Novel View Synthesis with Depth Reprojection

Detection, Video & Advanced Vision DS practice problem on Onlearn.

Difficulty: medium.

Topics: Novel View Synthesis with Depth Reprojection, Epipolar Constraints, Homography Matrix, Bilinear Interpolation, Depth Map Estimation, Camera Intrinsic Calibration, Computer Vision, Differential Geometry, Numerical Optimization, Signal Processing, Linear Algebra, Multi-View Geometry, Differentiable Rendering, Photogrammetry, Image Warping, Feature Correspondence.

Task: Novel View Synthesis via Depth Based Reprojection A core technique in 3D computer vision is synthesizing how a scene would look from a different camera viewpoint, given a single source image and its per pixel depth map. This is known as novel view synthesis via depth reprojection. The idea is: if you know the depth at every pixel, you can lift each pixel into 3D space, apply a rigid camera transformation, and project the 3D point onto a new image plane.

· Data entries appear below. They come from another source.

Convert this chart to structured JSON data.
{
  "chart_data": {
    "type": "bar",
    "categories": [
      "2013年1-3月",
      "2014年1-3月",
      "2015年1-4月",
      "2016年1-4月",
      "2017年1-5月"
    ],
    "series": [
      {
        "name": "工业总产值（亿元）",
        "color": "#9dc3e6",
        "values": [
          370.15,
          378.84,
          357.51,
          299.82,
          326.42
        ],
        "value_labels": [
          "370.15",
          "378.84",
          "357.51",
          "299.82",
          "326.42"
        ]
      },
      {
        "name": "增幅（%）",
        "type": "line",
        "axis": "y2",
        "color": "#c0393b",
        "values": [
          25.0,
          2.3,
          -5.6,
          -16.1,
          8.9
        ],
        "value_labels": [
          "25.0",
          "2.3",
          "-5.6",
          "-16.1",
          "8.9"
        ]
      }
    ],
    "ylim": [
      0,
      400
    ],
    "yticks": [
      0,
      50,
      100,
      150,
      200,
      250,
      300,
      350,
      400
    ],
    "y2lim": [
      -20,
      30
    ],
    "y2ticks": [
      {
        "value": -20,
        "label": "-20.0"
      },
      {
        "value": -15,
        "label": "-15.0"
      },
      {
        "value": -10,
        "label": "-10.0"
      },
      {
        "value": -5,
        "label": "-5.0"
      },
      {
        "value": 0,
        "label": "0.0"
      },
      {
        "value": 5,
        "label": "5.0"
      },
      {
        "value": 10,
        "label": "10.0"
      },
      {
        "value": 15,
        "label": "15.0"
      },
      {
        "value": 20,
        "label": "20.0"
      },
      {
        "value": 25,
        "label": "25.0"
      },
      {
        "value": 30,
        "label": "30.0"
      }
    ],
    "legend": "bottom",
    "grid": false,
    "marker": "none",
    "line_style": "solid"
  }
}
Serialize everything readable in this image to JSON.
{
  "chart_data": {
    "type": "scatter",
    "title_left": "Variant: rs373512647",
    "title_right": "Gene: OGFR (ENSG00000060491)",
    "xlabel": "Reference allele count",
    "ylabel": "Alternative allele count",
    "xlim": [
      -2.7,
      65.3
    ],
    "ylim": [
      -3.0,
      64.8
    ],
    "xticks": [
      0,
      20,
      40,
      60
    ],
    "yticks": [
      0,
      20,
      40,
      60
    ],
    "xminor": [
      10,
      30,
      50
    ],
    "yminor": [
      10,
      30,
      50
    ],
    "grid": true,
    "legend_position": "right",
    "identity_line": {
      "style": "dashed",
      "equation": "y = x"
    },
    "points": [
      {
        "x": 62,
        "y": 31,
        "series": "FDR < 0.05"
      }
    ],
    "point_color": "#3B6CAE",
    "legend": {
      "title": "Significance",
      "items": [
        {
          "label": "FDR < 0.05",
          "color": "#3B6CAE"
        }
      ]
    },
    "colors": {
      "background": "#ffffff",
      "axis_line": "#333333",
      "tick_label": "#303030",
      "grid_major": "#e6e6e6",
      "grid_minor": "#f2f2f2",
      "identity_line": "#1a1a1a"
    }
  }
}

Your Task Implement the function novel view synthesis(source image, depth map, K src, K tgt, R, t) that: 1. Takes a source image of shape (H, W, C), a depth map of shape (H, W), source and target camera intrinsic matrices K src and K tgt (both 3x3), a rotation matrix R (3x3), and a translation vector t (3,). 2. For each source pixel (u, v) with positive depth d: Computes the corresponding 3D point in the source camera frame Transforms that point into the target camera frame using R and t Projects it onto the target image plane using K tgt Maps the nearest integer pixel coordinate in the target image 3. Uses a depth buffer (z buffer) to handle occlusions: when multiple source pixels project to the same target pixel, the one with the smallest depth in the target frame should be kept. 4. Pixels with zero or negative depth should be skipped. Points that land behind the target camera (non positive z after transformation) should also be skipped. 5. Returns the synthesized target image of shape (H, W, C) as a float array initialized to zeros. Use int(round(...)) for converting projected floating point coordinates to integer pixel positions.